Rib fractures: Three or more adjacent ribs fractured may indicate a flail segment. Single or double rib fractures are painful but manageable with pain control. Splinting ribs is no longer recommended — it restricts breathing. Encourage deep breathing despite pain (use a pillow held against the chest for splinting).
Clavicle fracture: Most heal well with a sling and time. Rarely requires surgery. Low urgency.
Foot and toe fractures: Most can be managed with buddy taping (taping an injured toe to the adjacent uninjured toe) and a stiff-soled shoe. Metatarsal shaft fractures that are displaced require evaluation. 5th metatarsal base fractures (Jones fractures) have notoriously poor healing and need proper splinting.
Pain Management for Fractures
Fractures are painful. Adequate pain management is not optional — it is part of the treatment. Pain causes muscle spasm, which increases displacement and bleeding. Pain prevents patients from cooperating with assessment and treatment.
NSAIDs (ibuprofen 600-800mg, naproxen 500mg): Reduce both pain and inflammation. First-line for fractures. Note: theoretically may slightly impair bone healing — the clinical significance is debated and the benefit of pain management outweighs this theoretical concern for field use.
Acetaminophen (500-1000mg): Additive effect with NSAIDs. Give both.
Regional nerve blocks: For specific fractures in trained hands (femoral nerve block for femur fractures, for example) — provide excellent analgesia without systemic effects. Beyond field scope unless specifically trained.
Immobilization itself reduces pain. A properly fitted splint decreases bone-end movement and significantly reduces pain within minutes. Splinting is treatment, not just stabilization.
Sources
Frequently Asked Questions
How do you know if something is fractured or just sprained?
You often cannot tell without X-ray. Use the Ottawa Rules for ankle and foot: if there is point tenderness at the posterior edge of the malleolus or inability to weight-bear four steps, treat as fracture. For wrists: point tenderness in the anatomical snuffbox suggests a scaphoid fracture. In doubt, splint and treat as fracture. A sprain splinted unnecessarily causes no harm.

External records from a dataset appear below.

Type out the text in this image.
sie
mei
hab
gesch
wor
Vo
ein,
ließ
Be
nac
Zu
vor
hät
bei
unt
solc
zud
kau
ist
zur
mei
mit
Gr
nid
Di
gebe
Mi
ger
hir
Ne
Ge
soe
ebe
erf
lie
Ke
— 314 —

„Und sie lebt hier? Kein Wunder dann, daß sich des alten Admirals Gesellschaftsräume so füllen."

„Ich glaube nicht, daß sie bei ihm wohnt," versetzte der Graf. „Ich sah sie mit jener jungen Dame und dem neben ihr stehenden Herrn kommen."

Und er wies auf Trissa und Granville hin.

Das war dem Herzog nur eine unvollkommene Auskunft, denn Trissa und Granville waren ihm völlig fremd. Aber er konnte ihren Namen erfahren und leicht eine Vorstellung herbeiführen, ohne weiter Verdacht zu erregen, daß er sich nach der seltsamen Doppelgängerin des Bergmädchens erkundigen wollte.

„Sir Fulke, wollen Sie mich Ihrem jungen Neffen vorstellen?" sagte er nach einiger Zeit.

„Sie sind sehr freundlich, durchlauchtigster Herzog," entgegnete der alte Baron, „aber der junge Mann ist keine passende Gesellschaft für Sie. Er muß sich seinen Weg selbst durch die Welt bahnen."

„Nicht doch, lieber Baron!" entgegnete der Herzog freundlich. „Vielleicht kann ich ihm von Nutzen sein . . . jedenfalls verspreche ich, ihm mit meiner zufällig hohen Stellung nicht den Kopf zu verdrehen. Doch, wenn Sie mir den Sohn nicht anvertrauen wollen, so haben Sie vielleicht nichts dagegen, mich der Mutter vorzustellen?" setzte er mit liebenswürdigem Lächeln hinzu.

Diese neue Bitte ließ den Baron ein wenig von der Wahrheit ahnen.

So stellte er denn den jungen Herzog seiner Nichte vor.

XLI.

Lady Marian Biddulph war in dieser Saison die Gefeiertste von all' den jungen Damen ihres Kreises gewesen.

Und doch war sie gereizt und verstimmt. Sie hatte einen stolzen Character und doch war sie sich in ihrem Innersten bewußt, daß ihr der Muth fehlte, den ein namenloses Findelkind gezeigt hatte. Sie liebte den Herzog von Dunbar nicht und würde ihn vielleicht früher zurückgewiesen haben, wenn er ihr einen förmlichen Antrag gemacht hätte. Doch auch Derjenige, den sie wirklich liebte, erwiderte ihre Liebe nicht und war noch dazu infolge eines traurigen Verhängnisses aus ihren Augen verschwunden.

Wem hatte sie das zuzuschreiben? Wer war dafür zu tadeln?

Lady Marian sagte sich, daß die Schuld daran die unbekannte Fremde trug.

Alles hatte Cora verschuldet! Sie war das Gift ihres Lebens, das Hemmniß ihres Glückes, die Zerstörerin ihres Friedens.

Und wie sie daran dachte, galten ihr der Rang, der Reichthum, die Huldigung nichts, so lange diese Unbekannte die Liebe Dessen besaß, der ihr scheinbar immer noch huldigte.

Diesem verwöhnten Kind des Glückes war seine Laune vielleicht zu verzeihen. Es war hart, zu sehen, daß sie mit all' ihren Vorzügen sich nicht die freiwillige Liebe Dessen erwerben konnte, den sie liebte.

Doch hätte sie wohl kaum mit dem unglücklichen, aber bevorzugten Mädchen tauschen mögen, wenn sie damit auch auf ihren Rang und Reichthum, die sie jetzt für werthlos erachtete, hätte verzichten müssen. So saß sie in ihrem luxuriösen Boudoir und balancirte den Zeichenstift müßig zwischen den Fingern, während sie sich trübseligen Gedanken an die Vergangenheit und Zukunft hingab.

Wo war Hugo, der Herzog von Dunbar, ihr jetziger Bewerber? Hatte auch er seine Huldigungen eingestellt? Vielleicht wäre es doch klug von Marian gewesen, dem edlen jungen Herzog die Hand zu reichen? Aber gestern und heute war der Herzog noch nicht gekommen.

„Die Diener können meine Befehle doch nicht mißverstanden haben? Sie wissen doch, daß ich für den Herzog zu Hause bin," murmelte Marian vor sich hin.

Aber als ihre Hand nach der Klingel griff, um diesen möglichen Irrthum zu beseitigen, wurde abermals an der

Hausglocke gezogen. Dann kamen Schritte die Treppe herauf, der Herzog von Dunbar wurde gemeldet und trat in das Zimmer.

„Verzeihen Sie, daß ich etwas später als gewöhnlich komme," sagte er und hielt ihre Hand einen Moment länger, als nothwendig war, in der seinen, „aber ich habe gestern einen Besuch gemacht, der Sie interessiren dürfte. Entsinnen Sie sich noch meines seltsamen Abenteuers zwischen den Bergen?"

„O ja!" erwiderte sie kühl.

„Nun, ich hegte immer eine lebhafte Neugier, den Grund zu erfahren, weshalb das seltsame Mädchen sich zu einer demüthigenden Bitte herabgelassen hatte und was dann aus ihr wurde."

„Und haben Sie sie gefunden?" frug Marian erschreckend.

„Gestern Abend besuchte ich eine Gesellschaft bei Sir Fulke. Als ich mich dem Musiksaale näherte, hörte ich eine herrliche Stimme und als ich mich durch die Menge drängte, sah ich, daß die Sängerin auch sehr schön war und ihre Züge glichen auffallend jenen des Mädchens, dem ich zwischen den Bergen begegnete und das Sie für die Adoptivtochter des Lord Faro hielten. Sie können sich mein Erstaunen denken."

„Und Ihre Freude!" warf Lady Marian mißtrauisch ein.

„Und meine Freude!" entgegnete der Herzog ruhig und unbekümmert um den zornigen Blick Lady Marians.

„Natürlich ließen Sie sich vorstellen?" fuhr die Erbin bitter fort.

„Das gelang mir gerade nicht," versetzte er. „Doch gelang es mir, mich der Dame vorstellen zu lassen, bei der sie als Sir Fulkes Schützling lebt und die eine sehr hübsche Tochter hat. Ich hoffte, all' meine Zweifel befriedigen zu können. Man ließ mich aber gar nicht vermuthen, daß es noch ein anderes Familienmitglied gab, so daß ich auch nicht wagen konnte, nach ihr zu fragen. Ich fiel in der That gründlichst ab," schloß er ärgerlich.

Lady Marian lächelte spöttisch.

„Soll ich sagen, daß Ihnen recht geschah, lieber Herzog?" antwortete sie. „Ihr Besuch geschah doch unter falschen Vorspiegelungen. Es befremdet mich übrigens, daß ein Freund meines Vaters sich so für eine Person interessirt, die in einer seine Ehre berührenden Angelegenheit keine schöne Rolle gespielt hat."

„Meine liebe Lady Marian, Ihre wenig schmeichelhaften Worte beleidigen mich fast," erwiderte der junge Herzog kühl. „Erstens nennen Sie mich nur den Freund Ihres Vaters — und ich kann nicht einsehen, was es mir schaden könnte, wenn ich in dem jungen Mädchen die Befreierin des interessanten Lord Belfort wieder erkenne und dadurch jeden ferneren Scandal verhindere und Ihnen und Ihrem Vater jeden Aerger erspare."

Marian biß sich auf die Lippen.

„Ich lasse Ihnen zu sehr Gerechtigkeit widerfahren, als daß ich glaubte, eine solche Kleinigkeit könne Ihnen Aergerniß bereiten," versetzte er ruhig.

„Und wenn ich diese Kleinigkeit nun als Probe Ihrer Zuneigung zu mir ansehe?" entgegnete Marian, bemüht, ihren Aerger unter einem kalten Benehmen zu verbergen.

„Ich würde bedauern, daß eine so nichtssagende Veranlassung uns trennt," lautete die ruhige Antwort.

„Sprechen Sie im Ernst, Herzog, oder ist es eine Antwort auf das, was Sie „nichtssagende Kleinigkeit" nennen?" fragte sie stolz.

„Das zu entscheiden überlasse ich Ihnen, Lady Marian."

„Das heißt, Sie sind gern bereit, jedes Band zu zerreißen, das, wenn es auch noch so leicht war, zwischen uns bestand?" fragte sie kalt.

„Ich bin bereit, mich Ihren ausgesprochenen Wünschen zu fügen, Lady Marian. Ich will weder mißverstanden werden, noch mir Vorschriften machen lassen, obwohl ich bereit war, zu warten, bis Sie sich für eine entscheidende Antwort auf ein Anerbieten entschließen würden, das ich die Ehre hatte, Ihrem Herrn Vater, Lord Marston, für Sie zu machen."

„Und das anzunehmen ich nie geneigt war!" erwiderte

Can you walk on a fractured ankle?
Yes. The ability to walk does not rule out fracture. Stress fractures in particular may allow full weight-bearing initially. Stable lateral malleolus fractures are often walkable. Do not use the ability to walk as a criterion for ruling out fracture.
What is the most important thing to check after splinting a fracture?
Neurovascular status: the pulse, sensation, and motor function distal to the injury. Check it before and after splinting. A splint that is too tight can cause compartment syndrome. After splinting, verify the pulse is present, the patient can feel your touch on fingers or toes, and can move the digits.